Quand la photo analogique rencontre le numérique
A l’image du disque vinyle, la photo instantané repart à la conquête du public. Désormais au-delà du simple phénomène de mode, elle ne reprendra évidemment jamais la place que le numérique lui a fait abandonner, mais peut profiter des progrès techniques pour évoluer. Dernier exemple en date, .

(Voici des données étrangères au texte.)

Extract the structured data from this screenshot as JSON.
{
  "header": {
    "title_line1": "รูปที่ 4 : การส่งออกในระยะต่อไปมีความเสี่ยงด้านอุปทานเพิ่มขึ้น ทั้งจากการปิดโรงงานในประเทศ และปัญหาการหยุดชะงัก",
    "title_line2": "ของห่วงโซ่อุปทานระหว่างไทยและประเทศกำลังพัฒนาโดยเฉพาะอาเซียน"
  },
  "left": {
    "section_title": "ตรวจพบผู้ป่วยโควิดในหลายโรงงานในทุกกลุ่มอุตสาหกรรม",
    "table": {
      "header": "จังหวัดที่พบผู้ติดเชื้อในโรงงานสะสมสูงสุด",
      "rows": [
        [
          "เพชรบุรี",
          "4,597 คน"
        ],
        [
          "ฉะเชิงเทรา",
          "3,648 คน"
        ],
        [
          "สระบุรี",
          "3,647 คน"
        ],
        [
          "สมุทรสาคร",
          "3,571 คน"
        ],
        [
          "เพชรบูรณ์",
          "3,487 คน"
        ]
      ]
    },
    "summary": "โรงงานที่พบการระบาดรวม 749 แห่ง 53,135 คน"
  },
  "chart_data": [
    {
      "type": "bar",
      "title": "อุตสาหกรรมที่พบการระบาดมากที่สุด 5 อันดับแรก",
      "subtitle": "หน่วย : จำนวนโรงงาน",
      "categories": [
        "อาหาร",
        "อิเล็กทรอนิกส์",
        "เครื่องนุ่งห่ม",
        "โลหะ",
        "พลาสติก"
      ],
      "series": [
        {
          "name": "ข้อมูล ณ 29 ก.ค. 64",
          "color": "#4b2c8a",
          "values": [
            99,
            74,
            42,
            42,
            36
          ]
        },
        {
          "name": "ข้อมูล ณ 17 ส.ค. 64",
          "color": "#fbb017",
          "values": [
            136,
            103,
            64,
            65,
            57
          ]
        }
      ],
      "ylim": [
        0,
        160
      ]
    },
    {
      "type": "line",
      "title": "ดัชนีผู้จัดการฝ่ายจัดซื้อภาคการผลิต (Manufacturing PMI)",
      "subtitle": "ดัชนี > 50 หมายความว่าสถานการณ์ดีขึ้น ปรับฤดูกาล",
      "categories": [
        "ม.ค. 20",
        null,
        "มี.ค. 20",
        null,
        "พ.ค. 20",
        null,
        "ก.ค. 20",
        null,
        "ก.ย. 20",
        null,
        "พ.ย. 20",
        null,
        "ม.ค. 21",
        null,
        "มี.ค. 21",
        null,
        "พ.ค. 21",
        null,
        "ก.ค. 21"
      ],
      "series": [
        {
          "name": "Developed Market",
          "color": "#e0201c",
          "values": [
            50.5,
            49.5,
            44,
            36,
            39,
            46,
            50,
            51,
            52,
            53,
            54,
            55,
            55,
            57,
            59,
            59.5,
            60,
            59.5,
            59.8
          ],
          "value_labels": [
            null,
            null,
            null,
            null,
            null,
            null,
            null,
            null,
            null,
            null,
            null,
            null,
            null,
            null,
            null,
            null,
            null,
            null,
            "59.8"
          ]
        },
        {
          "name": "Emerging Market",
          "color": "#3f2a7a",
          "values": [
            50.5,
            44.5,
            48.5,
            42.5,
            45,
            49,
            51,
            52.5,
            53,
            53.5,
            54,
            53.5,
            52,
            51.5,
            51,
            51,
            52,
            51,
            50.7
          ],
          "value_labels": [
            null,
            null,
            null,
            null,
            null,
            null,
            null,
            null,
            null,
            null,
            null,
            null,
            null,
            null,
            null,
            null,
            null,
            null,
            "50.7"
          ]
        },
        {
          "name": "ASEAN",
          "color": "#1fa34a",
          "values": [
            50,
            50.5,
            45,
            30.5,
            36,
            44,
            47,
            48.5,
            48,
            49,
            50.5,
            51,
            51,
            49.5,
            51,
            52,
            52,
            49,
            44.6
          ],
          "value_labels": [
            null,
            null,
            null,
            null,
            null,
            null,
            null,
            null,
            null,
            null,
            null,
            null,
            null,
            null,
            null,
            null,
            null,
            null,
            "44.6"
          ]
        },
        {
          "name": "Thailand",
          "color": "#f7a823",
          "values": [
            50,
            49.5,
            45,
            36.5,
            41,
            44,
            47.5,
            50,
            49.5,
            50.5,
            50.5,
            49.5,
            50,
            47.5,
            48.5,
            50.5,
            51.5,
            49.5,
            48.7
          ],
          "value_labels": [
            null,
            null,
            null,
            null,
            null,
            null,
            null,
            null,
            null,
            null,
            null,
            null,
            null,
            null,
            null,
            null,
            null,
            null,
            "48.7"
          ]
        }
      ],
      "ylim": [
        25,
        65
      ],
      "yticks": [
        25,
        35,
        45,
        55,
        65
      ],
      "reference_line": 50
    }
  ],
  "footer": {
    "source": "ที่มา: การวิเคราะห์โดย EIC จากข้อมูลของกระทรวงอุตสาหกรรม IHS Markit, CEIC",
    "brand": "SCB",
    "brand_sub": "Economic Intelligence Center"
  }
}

Imaginé par Clément Perrot et David Zhang, deux jeunes anciens de Polytechnique, cette coque pour smartphone (vendue 150 euros) transforme les iPhones d’Apple et Galaxy S de Samsung en Polaroid : on y glisse une cartouche de 10 feuilles (comme pour les Instax), et l’on prend des photos qui seront instantanément révélées. « On était épatés par cette excitation autour de l’instantané, par le fait qu’en soirée les gens se bagarraient presque pour obtenir un cliché », explique Clément Perrot. Mais Prynt va plus loin. Lors de la prise de vues réalisée à travers son application, c’est une séquence vidéo de quelques secondes qui est enregistrée et hébergée sur le cloud. Si l’on obtient bien une photo instantanée comme avec d’autres appareils, elle s’anime brièvement dès lors qu’on la scanne avec un smartphone sur lequel l’application Prynt est embarquée. Un petit côté magique, un peu comme avec les « Live photos » des iPhones ou une photo Snapchat qui deviendrait physique…
A ce jour, Prynt revendique déjà 25.000 ventes et près d’un million de photos prises. Et devinez quoi ? Les acheteurs de Prynt sont encore des jeunes. Le patron de la start-up l’avoue : « on ne s’y attendait pas du tout ».
* 17, rue Sainte-Croix de la Bretonnerie, Paris IVe.